Now is the time to reach out to the lost, while we are still in the​​ eyrusin period, before the Bridegroom​​ – Yeshua – Jesus -​​ comes. 

Revelation​​ 22:12-21​​ ​​ “Look, I am coming soon!  My reward is with Me, and I will give to each person​​ according to what​​ they have​​ done. ​​ I am the Alpha and the Omega, the First and the Last, the Beginning and the End.

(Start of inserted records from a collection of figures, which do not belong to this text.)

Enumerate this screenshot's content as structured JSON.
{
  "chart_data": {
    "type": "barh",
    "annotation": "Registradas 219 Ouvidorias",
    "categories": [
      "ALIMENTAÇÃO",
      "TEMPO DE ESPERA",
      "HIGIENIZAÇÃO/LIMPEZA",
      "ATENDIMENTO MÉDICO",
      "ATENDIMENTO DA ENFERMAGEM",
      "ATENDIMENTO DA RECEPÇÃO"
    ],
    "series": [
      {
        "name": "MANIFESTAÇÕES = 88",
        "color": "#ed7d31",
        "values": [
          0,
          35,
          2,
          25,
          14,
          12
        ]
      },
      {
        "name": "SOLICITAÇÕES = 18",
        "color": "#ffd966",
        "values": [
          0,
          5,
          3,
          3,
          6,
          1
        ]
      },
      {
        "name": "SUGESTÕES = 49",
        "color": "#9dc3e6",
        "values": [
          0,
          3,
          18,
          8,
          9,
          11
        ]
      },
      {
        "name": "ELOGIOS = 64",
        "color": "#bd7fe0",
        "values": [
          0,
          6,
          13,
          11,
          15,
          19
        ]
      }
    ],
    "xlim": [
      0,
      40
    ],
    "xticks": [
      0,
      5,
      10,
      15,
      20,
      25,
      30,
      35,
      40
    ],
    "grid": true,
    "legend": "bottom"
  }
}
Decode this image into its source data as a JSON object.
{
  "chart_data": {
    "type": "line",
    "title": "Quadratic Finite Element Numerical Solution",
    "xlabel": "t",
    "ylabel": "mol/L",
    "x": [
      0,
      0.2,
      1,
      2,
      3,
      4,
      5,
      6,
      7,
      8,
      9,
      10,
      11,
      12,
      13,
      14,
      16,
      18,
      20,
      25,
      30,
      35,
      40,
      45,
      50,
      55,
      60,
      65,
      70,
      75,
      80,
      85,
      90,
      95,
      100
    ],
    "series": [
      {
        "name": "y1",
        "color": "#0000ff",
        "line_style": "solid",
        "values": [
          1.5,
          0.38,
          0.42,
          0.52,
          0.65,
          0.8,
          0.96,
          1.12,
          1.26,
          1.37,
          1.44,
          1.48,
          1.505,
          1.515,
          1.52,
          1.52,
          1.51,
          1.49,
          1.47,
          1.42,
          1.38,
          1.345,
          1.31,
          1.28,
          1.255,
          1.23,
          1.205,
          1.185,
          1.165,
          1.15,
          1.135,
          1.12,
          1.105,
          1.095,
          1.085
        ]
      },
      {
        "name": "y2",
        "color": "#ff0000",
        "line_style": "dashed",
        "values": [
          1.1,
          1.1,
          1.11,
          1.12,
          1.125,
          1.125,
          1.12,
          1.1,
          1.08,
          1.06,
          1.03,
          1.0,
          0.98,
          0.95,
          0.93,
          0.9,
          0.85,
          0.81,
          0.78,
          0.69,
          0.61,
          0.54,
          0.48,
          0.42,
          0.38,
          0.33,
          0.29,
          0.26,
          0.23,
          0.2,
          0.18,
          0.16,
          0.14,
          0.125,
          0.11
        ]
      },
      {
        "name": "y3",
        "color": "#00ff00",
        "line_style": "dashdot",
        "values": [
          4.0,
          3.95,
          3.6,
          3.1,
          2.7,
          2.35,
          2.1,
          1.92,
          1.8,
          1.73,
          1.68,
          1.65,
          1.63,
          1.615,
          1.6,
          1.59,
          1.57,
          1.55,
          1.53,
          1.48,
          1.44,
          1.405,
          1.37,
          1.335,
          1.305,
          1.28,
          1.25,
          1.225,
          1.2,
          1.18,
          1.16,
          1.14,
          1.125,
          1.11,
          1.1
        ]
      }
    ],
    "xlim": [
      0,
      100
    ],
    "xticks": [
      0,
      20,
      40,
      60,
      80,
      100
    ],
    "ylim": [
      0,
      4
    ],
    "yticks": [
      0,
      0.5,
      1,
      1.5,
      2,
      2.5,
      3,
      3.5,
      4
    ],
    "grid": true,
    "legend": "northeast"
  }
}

Blessed are those who wash their robes, that they may have the right to the tree of life and may go through the gates into the city. ​​ Outside are the dogs, those who practice magic arts, the sexually immoral, the murderers, the idolaters and everyone who loves and practices falsehood.​​ 

I, Jesus, have sent My angel to give you this testimony for the churches. ​​ I am the Root and the offspring of David, and the bright Morning Star.”

The Spirit and the bride say, “Come!”​​  And​​ let the one who hears say, “Come!” ​​ Let the one who is thirsty​​ come; and let the one who wishes,​​ take the free gift of the water of life.​​  ​​ 

I warn everyone who hears the words of the prophecy of this scroll: if anyone adds​​ anything to them, GOD will add to that person the plagues described in this​​ scroll. ​​ And if anyone takes words away from this scroll of prophecy, GOD will take away from that person any share in the tree of life and in the Holy City, which are described in this scroll.

He who testifies to these things says, “Yes, I am coming soon.”

Amen. Come Lord Jesus.

The grace of the Lord Jesus be with GOD’s people. ​​ Amen.’